Java Hadoop单节点静默冻结
我有一个MapReduce工具,它在第一个mapper上冻结,没有明显的输出。因为这是单节点安装,所以我无法访问job tracker web界面进行调试。无论输入文件大小如何,我都会得到这种行为。我已经花了整整一天的时间来研究这个问题,现在我准备把我的头发拔出来。输出如下所示:Java Hadoop单节点静默冻结,java,hadoop,mapreduce,Java,Hadoop,Mapreduce,我有一个MapReduce工具,它在第一个mapper上冻结,没有明显的输出。因为这是单节点安装,所以我无法访问job tracker web界面进行调试。无论输入文件大小如何,我都会得到这种行为。我已经花了整整一天的时间来研究这个问题,现在我准备把我的头发拔出来。输出如下所示: 13/09/12 15:12:14 INFO util.NativeCodeLoader: Loaded the native-hadoop library 13/09/12 15:12:14 WA RN mapred
13/09/12 15:12:14 INFO util.NativeCodeLoader: Loaded the native-hadoop library
13/09/12 15:12:14 WA
RN mapred.JobClient: Use GenericOptionsParser for parsing the arguments. Applications should implement Tool for the same.

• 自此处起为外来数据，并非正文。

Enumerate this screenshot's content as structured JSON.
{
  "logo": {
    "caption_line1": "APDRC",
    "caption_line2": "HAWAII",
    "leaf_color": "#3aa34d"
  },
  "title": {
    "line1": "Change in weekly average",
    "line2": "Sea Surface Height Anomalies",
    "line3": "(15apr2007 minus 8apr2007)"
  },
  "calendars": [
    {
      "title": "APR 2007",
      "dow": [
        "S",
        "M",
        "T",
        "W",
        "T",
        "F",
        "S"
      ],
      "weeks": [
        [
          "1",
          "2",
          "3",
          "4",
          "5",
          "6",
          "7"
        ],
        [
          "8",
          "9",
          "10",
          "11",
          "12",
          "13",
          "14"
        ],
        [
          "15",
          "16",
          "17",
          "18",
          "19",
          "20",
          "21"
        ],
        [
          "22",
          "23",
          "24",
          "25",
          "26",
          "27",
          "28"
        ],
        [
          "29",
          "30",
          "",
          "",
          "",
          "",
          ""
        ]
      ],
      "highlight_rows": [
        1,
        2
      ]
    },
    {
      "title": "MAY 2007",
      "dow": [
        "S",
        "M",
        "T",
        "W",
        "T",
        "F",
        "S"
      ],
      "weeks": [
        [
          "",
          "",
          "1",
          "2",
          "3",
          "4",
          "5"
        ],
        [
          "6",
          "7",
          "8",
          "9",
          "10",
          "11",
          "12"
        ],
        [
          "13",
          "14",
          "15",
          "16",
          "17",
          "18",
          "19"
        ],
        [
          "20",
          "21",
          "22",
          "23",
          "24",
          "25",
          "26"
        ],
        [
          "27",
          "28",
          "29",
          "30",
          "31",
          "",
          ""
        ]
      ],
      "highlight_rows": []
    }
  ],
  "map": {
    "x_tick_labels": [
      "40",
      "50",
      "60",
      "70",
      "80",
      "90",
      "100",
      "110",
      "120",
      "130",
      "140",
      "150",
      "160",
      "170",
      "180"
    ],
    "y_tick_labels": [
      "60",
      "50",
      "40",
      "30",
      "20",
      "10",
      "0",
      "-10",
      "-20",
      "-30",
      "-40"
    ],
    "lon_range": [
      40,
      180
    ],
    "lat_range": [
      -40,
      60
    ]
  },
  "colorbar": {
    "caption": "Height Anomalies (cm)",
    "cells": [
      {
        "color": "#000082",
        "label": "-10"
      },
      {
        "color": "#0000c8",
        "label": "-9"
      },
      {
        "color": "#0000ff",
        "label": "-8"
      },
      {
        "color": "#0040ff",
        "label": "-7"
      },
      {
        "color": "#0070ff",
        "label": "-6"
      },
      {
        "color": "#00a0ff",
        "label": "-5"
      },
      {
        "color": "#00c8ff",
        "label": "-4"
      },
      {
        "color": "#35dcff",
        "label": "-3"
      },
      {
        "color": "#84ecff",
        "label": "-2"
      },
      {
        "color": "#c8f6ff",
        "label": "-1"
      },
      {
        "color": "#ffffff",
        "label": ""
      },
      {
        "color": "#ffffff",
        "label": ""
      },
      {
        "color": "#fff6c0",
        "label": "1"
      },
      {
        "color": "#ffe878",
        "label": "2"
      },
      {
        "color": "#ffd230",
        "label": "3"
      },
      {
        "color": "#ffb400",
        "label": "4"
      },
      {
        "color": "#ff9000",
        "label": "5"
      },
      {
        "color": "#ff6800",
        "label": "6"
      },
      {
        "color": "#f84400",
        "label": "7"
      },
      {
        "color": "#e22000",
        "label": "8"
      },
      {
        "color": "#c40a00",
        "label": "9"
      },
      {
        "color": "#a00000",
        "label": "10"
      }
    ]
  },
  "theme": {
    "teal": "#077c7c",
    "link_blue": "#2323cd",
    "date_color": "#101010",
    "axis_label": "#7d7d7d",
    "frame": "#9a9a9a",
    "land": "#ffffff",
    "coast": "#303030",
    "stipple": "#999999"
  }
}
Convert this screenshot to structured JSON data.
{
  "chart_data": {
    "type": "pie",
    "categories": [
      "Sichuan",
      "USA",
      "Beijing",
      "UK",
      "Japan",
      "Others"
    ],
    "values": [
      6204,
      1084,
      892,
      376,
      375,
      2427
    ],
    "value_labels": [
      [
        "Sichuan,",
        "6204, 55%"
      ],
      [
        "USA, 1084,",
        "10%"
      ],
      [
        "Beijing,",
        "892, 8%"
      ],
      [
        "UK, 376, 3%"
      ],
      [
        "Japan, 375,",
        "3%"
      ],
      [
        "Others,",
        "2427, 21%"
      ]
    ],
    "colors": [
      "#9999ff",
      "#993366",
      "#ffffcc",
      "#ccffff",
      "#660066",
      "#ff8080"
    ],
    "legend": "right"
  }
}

13/09/12 15:12:14 INFO input.FileInputFormat: Total input paths to process : 1
13/09/12 15:12:14 INFO mapred.JobClient: Running job: job_local1132137425_0001
13/09/12 15:12:14 INFO mapred.LocalJobRunner: Waiting for map tasks
13/09/12 15:12:14 INFO mapred.LocalJobRunner: Starting task: attempt_local1132137425_0001_m_000000_0
13/09/12 15:12:14 INFO util.ProcessTree: setsid exited with exit code 0
13/09/12 15:12:14 INFO mapred.Task: Using ResourceCalculatorPlugin : org.apache.hadoop.util.LinuxResourceCalculatorPlugin@339c98d3
13/09/12 15:12:14 INFO mapred.MapTask: Processing split: file:/home/axelmagn/EclipseWorkspace/AxelMagnusonCoursework/assign-2/data/in/input.csv:0+33554432
13/09/12 15:12:14 WARN snappy.LoadSnappy: Snappy native library not loaded
13/09/12 15:12:14 INFO mapred.MapTask: io.sort.mb = 100
13/09/12 15:12:14 INFO mapred.MapTask: data buffer = 79691776/99614720
13/09/12 15:12:14 INFO mapred.MapTask: record buffer = 262144/327680
13/09/12 15:12:15 INFO mapred.JobClient: map 0% reduce 0%
13/09/12 15:12:15 INFO mapred.MapTask: Starting flush of map output
13/09/12 15:12:15 INFO mapred.MapTask: Starting flush of map output
13/09/12 15:12:20 INFO mapred.LocalJobRunner:
13/09/12 15:12:21 INFO mapred.JobClient: map 20% reduce 0%
然后它就无限期地挂起
工具程序(节略):
工作:
public class VisitorCountJob extends Job {
public static final String TAB = "\t";
public VisitorCountJob(Path inputPath, Path outputPath)
throws IOException {
super();
this.setJarByClass(VisitorCountJob.class);
this.setJobName("Visitor Count");
this.setInputFormatClass(VisitInputFormat.class);
VisitInputFormat.setInputPaths(this, inputPath);
FileOutputFormat.setOutputPath(this, outputPath);
this.setMapperClass(VisitorCountMapper.class);
this.setReducerClass(VisitorCountReducer.class);
this.setOutputKeyClass(Person.class);
this.setOutputValueClass(IntWritable.class);
this.setOutputFormatClass(SequenceFileOutputFormat.class);
}
}
制图员:
public class VisitorCountMapper extends
Mapper<LongWritable, Visit, Person, IntWritable> {
@Override
public void map(LongWritable key, Visit value, Context context)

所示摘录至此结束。